How Lucky We Are
This article is from the archive of The New York Sun before the launch of its new website in 2022. The Sun has neither altered nor updated such articles but will seek to correct any errors, mis-categorizations or other problems introduced during transfer.

WASHINGTON – “I miss my country.”
The taxi had come late. The dispatcher had been rude. The airport was a long drive, I couldn’t afford to miss the plane and, yes, I’m afraid I snapped at the driver. We rode along in silence for a while and then, suddenly, his eyes welled up with tears. “You have no idea how I miss my country,” he said.
He was from Mali – a West African nation no one he knows has heard of. He had a degree from a university there, but came here to study further. He’d run out of money, started driving a taxi, and anyway saw no reason to hurry back. “There’s no point in having an education there. People get good jobs in Mali because they know somebody. No one cares what you study, or if you study at all.” Here at least he had a chance, at least there were possibilities – but the price was high, terribly high: a life lived without the weather, the friends and the food he’d grown up with. A life lived in the cold, a life lived among people who don’t speak your language and never will.
“I don’t want to be a dissident.”
This was another day, another place, a very different person: I was not in a taxi but rather in a Georgetown restaurant – mediocre, Italian, empty – with a visiting Russian friend. She runs a school in Moscow for young Russian politicians, an institution she founded over a decade ago, back when she thought Russia was changing for the better. She didn’t start the school to overthrow the government.

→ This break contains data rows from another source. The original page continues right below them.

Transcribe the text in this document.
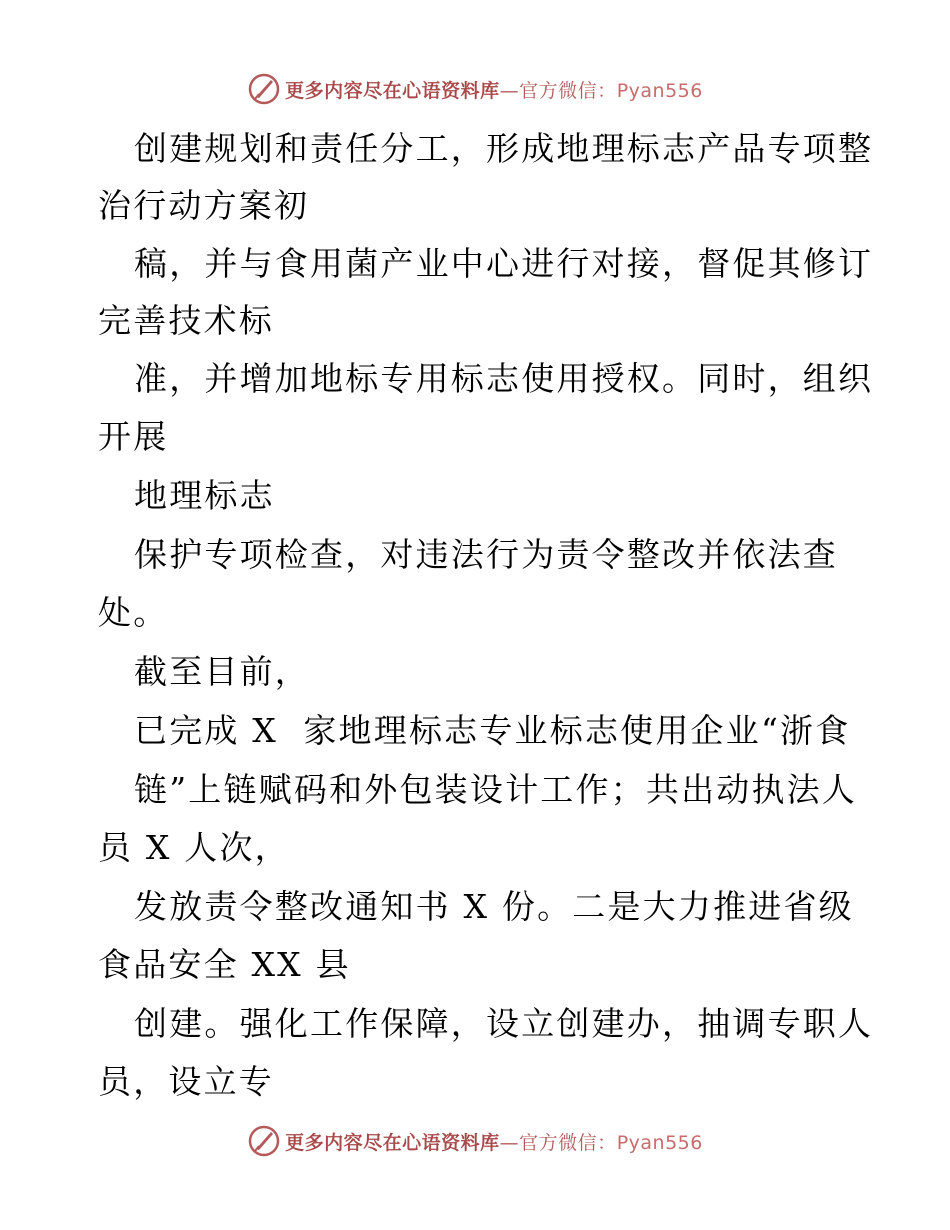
更多内容尽在心语资料库—官方微信：Pyan556
创建规划和责任分工，形成地理标志产品专项整
治行动方案初
稿，并与食用菌产业中心进行对接，督促其修订
完善技术标
准，并增加地标专用标志使用授权。同时，组织
开展
地理标志
保护专项检查，对违法行为责令整改并依法查
处。
截至目前，
已完成 X  家地理标志专业标志使用企业“浙食
链”上链赋码和外包装设计工作；共出动执法人
员 X 人次，
发放责令整改通知书 X 份。二是大力推进省级
食品安全 XX 县
创建。强化工作保障，设立创建办，抽调专职人
员，设立专
更多内容尽在心语资料库—官方微信：Pyan556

She started it to help the government do what it then said it wanted to do: join Western institutions, establish democracy, make ordinary Russians more prosperous and more free.

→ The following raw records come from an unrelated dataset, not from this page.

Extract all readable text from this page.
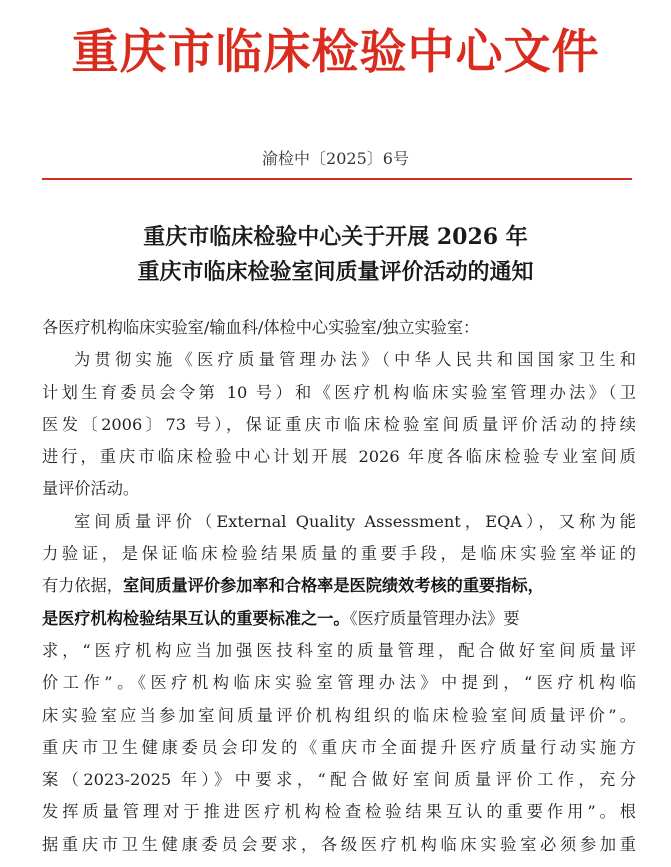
重庆市临床检验中心文件
渝检中〔2025〕6号
重庆市临床检验中心关于开展 2026 年
重庆市临床检验室间质量评价活动的通知
各医疗机构临床实验室/输血科/体检中心实验室/独立实验室：
为贯彻实施《医疗质量管理办法》（中华人民共和国国家卫生和
计划生育委员会令第 10 号）和《医疗机构临床实验室管理办法》（卫
医发〔2006〕73 号），保证重庆市临床检验室间质量评价活动的持续
进行，重庆市临床检验中心计划开展 2026 年度各临床检验专业室间质
量评价活动。
室间质量评价（External Quality Assessment，EQA），又称为能
力验证，是保证临床检验结果质量的重要手段，是临床实验室举证的
有力依据，室间质量评价参加率和合格率是医院绩效考核的重要指标，
是医疗机构检验结果互认的重要标准之一。《医疗质量管理办法》要
求，“医疗机构应当加强医技科室的质量管理，配合做好室间质量评
价工作”。《医疗机构临床实验室管理办法》中提到，“医疗机构临
床实验室应当参加室间质量评价机构组织的临床检验室间质量评价”。
重庆市卫生健康委员会印发的《重庆市全面提升医疗质量行动实施方
案（2023-2025 年）》中要求，“配合做好室间质量评价工作，充分
发挥质量管理对于推进医疗机构检查检验结果互认的重要作用”。根
据重庆市卫生健康委员会要求，各级医疗机构临床实验室必须参加重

Now the Russian government has changed, and Russians such as her – Russians who have too many Western friends – have become objects of suspicion. Newly empowered secret policemen hang around her office, harass her staff, inspect her bank accounts. My friend has found herself in a role she never wanted. “I am not a fighter,” she said, eyes watering just a bit.
“I only wanted my country to be a better place to live in. That’s all.” On the way out, she tells me, not without pride, that these days you get better risotto in Moscow than in Washington.

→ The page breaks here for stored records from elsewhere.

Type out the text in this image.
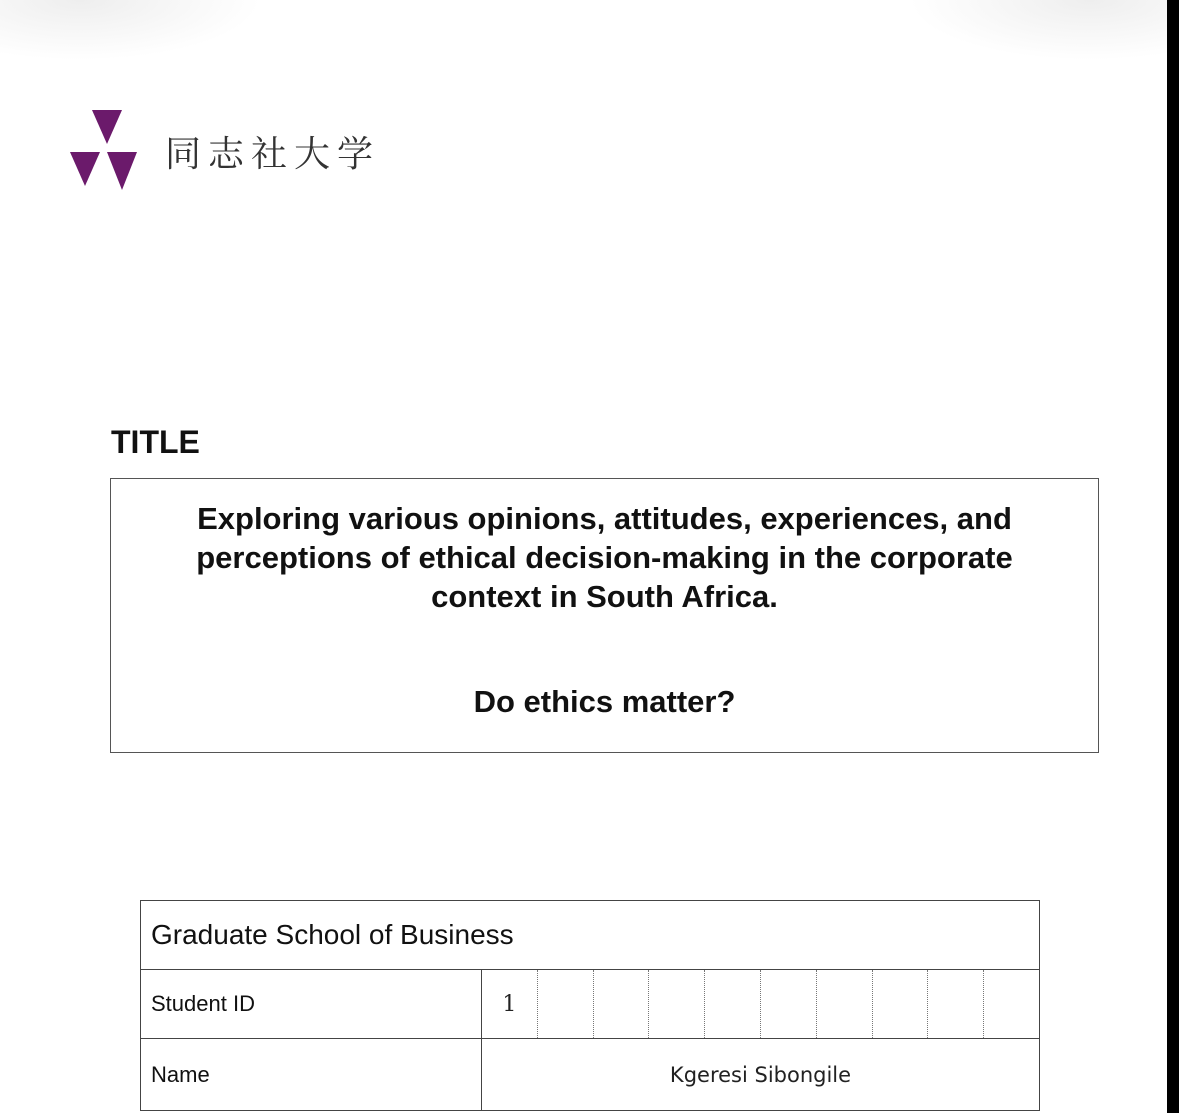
同志社大学
TITLE
Exploring various opinions, attitudes, experiences, and perceptions of ethical decision-making in the corporate context in South Africa.
Do ethics matter?
Graduate School of Business	
Student ID	1

Name	Kgeresi Sibongile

“That could have been me.”
Yet another day, and, again, a different place: A standard-issue Washington conference room, narrow and badly lit, with too few chairs and crackly microphones. Two women had just made a presentation about the murders, kidnappings and other crimes committed in the name of the Islamic Republic of Iran. Much of the audience was Iranian, and afterward one of them stood up, a little shakily. She started to speak about friends and the relatives who had been left behind in Iran: Had it not been for this coincidence, for that piece of luck, for a fortuitous decision, she, like they, would have become a statistic.
One by one, other audience members also stood up to echo her words. They wore suits and ties, or skirts and heels. All had Washington jobs: They commute, they go out to lunch, they are not unusual. They also live with the knowledge that if they had stayed in Iran, the country of their birth, they might have been the man on the wrong side of the barricades, or the woman beaten to death for wearing a bathing suit, or some other person whose life story makes people cry.
It’s an odd place, Washington. This is a city rife with real outrages: corrupt congressmen, incompetent officials, dangerous or stupid ideas. As a result, it’s also a city of quarrels and arguments, a place where people endlessly discuss “our broken health-care system” and “our disastrous foreign policy.” Here, the phrase “this town” – as in “I’ve had it with this town’s hypocrisy” or “I’m sick of this town’s attitude” – refers not to streets and buildings but to this metaphorical Washington, with its bitter politics and its angry debates.
And yet Washington is also a very real home, both permanent and temporary, to many people whose sole desire is to live an ordinary life – to study, to work, to talk about what they please – but who cannot do so, whether in Mali, in Russia, in Iran or somewhere else. Every once in a while, and for no particular reason, I try to remember how lucky I am to have been born here, where the possibility of living such an ordinary life is so easily taken for granted.